Ihre Heldin macht sich in dieser traurigen Komödie selbstlos an der DDR zu schaffen. Aus Trotz, weil ihr Mann den Westen der eigenen Frau und den eigenen Kindern vorgezogen hatte. Doch angesichts ihres aufbegehrenden Sohnes und eines sich cholerisch und verständnislos gegenüber seinen Bürgern gebärdenden Staates fühlt sie sich zum zweiten Mal betrogen. Das bricht ihr so sehr das Herz, dass sie acht Monate lang ins Koma fällt und erst im Sommer 1990 wieder erwacht, als das Wesentlichste schon vorbei ist. Doch das Verschwinden der DDR soll die Mutter nicht weiter belasten. Innerhalb der Wände ihrer 79 Quadratmeter großen Plattenbau-Wohnung tut der Sohn einfach so, als sei sie noch da, die Deutsche Demokratische Republik.
Die Schauspielerin verfolgt in ihrer Rolle weitestgehend stumm das merkwürdige Treiben um sie herum und muss die Hälfte des Filmes aus dem Bett heraus spielen, mit strähnigem Haar, bleich und im immer gleichen Nachthemd. Geschichte wird ohne sie gemacht. Was sie bewegt, erzählt sie mit ihrer Mimik. Es ist der Ausdruck einer naiven Verwunderung über die Wucht der Veränderungen und die bleierne Ahnung des Verlustes.
Als sie jetzt am 9. Februar im Berlinale-Palast umjubelt auf der Bühne stand, schloss sich für Katrin Saß der Kreis. Schon einmal war sie hier. Das war vor 22 Jahren, als sie den Silbernen Bären bekam.
Heute ist Katrin Saß 46 Jahre. Und dass sie wieder vor dem Berlinale-Publikum stand, war nicht nur ein lang ersehnter Triumph, es war ein Sieg über sich selbst. "Als das bekannt wurde mit dem Alkohol, war für mich klar, dass keine Angebote mehr kommen würden.
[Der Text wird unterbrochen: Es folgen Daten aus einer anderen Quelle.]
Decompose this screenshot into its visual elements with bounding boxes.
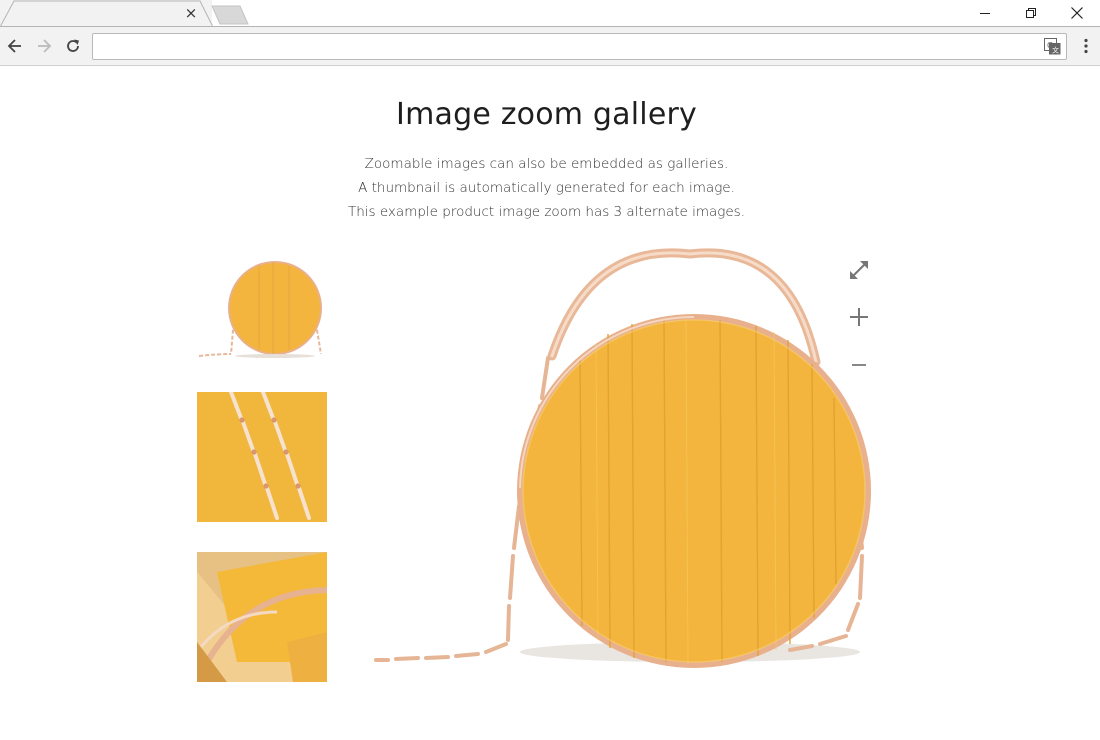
zoom-in-button[interactable] [846, 304, 872, 330]
bag-front-thumbnail-image [197, 250, 327, 380]
browser-menu-button[interactable] [1076, 35, 1096, 57]
svg-text:文: 文 [1052, 46, 1059, 55]
zoom-out-button[interactable] [846, 351, 872, 377]
thumbnail-bag-front[interactable] [197, 250, 327, 380]
forward-arrow-icon [38, 39, 52, 53]
back-arrow-icon [7, 39, 21, 53]
tab-strip: × [0, 0, 1100, 28]
minimize-icon [980, 12, 990, 14]
intro-text: Zoomable images can also be embedded as … [0, 152, 1093, 224]
minus-icon [852, 364, 866, 366]
tab-close-icon: × [184, 3, 198, 22]
close-icon [1071, 6, 1083, 19]
reload-icon [67, 39, 79, 52]
kebab-menu-icon [1084, 38, 1088, 54]
address-bar[interactable]: G 文 [92, 33, 1067, 60]
new-tab-button[interactable] [210, 5, 250, 25]
thumbnail-bag-interior[interactable] [197, 552, 327, 682]
forward-button[interactable] [33, 35, 55, 57]
expand-arrows-icon [850, 261, 868, 279]
fullscreen-button[interactable] [846, 257, 872, 283]
restore-icon [1026, 7, 1036, 18]
translate-icon[interactable]: G 文 [1044, 38, 1061, 55]
minimize-button[interactable] [962, 0, 1008, 25]
chain-detail-thumbnail-image [197, 392, 327, 522]
reload-button[interactable] [62, 35, 84, 57]
address-input[interactable] [99, 37, 1029, 56]
intro-line: This example product image zoom has 3 al… [347, 204, 745, 220]
bag-interior-thumbnail-image [197, 552, 327, 682]
intro-line: A thumbnail is automatically generated f… [358, 180, 735, 196]
window-close-button[interactable] [1054, 0, 1100, 25]
restore-button[interactable] [1008, 0, 1054, 25]
active-tab[interactable]: × [0, 0, 214, 28]
bag-main-image [360, 248, 900, 678]
intro-line: Zoomable images can also be embedded as … [364, 156, 729, 172]
browser-toolbar: G 文 [0, 27, 1100, 66]
main-zoom-image[interactable] [360, 248, 900, 678]
new-tab-icon [211, 5, 249, 25]
tab-close-button[interactable]: × [183, 4, 199, 22]
plus-icon [850, 308, 868, 326]
tab-shape [0, 0, 214, 28]
thumbnail-chain-detail[interactable] [197, 392, 327, 522]
page-title: Image zoom gallery [396, 97, 697, 132]
back-button[interactable] [4, 35, 26, 57]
Frau und aus’m Osten und nicht Juhnke, das geht eben nicht."
Sie ist seit vier Jahren trocken. "Auch wenn ich oft gedacht habe, diese Zeit waren verschenkte Jahre, sie gehören doch zu mir", sagt sie, so als wolle sie sich noch einmal schütteln, um sicher zu sein, dass es vorbei ist.